I did 8 years doing counter-terrorism work for the Department of State, mostly in South/Central America, so I’m not unfamiliar with the particulars of these sort of campaigns. What troubles me most, I suppose, is that the IRA has founded strong ties with many other, less noble, “freedom fighters” around the globe. They shared training, logistics, and intelligence with groups who don’t merely attack police and military, but rather are all too happy to blow up city buses or detonate car bombs at outdoor markets. In my eyes, they lose alot of sympathy and credibility for those alliances.

But your point is well-taken: if I saw my dad’s home taken away at gunpoint or watched friends carted off to prison for specious reasons, I might well consider taking a piece out of the oppressors.

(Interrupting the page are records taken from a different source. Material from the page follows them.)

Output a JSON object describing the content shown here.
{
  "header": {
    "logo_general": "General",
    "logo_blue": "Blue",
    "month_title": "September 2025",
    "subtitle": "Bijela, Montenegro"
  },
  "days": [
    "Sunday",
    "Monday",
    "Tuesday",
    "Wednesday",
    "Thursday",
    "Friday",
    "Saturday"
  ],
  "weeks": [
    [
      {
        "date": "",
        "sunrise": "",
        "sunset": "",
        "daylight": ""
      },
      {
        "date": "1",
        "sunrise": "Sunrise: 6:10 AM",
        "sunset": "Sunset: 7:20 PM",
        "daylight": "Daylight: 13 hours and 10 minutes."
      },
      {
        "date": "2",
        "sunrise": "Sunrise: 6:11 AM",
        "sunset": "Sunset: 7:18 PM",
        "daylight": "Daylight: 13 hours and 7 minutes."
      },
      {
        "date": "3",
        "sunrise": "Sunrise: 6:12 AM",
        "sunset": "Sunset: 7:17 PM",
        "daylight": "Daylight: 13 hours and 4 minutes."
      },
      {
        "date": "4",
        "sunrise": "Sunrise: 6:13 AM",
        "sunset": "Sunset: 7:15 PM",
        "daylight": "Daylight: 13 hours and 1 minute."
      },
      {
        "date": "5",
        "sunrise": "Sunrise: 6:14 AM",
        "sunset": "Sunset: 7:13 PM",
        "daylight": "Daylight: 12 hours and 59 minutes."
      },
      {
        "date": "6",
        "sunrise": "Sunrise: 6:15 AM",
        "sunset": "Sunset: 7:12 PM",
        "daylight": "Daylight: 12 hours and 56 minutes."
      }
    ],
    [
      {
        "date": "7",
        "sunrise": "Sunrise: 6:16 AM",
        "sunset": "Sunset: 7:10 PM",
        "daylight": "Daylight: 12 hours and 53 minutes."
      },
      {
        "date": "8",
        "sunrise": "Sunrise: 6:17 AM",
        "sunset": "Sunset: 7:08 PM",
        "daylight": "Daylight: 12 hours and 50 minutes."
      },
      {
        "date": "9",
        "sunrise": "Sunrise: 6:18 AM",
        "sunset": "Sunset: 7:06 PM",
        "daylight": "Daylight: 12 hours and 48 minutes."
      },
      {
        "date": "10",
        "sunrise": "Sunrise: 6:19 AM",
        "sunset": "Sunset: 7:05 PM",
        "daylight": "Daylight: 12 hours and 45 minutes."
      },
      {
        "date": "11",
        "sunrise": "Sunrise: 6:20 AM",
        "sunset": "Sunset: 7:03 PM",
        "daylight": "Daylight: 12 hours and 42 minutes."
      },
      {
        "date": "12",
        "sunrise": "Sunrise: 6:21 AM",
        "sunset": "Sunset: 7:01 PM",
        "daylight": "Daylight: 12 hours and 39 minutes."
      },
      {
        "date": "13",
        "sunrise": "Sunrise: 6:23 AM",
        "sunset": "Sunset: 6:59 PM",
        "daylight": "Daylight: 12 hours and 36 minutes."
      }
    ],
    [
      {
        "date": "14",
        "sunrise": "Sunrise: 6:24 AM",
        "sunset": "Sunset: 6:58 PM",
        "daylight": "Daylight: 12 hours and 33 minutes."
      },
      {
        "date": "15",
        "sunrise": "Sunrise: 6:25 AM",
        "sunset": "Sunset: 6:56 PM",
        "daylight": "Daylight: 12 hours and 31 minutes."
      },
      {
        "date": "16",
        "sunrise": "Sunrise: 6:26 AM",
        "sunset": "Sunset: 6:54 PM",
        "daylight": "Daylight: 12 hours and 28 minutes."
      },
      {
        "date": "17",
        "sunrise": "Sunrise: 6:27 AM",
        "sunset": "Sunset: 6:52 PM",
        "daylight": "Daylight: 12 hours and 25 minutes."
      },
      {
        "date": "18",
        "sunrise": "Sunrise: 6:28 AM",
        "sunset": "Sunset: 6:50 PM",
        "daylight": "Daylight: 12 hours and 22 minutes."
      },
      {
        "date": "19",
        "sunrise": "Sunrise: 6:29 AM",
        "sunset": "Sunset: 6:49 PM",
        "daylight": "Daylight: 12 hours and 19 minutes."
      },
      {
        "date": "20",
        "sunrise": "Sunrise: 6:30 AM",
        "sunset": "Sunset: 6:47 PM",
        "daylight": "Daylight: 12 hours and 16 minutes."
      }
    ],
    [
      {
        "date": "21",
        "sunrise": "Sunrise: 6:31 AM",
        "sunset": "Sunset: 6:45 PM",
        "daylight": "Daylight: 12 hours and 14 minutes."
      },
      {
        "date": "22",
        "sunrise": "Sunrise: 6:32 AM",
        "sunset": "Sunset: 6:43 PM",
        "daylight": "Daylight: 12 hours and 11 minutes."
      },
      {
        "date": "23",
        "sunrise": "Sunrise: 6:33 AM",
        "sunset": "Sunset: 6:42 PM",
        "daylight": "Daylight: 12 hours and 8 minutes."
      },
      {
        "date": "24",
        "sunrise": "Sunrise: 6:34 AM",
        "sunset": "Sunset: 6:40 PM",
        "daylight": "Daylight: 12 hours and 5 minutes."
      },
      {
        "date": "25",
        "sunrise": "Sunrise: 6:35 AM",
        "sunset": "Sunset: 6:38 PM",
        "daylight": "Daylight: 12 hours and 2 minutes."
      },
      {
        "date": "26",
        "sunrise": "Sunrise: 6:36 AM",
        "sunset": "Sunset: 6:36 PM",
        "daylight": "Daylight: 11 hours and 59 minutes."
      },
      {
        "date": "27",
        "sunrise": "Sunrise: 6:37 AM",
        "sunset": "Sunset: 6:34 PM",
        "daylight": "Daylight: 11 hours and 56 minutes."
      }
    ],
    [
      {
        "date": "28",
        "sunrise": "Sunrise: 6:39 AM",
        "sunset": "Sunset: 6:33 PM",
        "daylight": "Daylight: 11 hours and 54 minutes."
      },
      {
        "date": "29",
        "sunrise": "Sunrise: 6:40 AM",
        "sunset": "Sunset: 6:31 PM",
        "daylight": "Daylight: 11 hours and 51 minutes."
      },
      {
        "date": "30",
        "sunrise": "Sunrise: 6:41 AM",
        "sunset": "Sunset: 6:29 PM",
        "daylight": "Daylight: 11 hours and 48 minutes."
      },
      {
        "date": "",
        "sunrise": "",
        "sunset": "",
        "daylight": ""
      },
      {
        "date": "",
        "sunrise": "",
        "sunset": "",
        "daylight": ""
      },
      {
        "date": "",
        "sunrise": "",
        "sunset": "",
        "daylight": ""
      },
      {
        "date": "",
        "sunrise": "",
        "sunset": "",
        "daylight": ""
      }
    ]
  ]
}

I have great sympathy for the oppression of the Irish under the english as I do for the Basque people of Spain and even for the Palestinians to some degree. However as Boscobarbell mentioned, it’s hard to maintain that sympathy when innocent civilians get targeted with bombing attacks. The fact that the innocent members are terrorized in an effort to pressure the oppressive government to change it’s policy, makes the attackers “terrorists” by definition. While it may bring international attention to the plight of the oppressed people, it certainly does so with little hope for the internationaly community to support those people in any significant way. I don’t know what the answer is for getting the international community to recognize the legitimacy of an oppressed people’s claims, but I do know it’s not through the bombing of civilian people who are just going about their daily business, trying to live their lives.

I agree with the above posts. If you are fighting to liberate a homeland: Ireland, Chechnya, etc, and don’t target civilians, then you are a freedom fighter.

If you target civilians, then w/out a doubt you are a terrorist.

However, if you are fighting for freedom, then you will do and prob should do whatever it takes.
Remember Chechen “terrorists” took over that theater in Moscow for a few weeks and some civilians killed?

I wonder what the backlash was, if more Russians were spurred to protest against the war or was it the opposite?

THe war in Checnya is VERY unpopular in Russia, it is seen as another Aghanistan, Vietnam, etc.

Is it right to target civilians? Morally, no. But I can’t judge someone trying to liberate their homeland, I have no idea what that would be like.

It is a tough debate, because the civilian death count from 9/11 retaliation (Afghanistan and Iraq) outnumbers the 9/11 civilian death count by more than 3:1 (3000 of “our” civilians dead vs 10000 of “their” civilians). From the “their” point of view, is it clear how to distinguish a dead countryman as a victim of collateral damage vs. a victim of terrorism?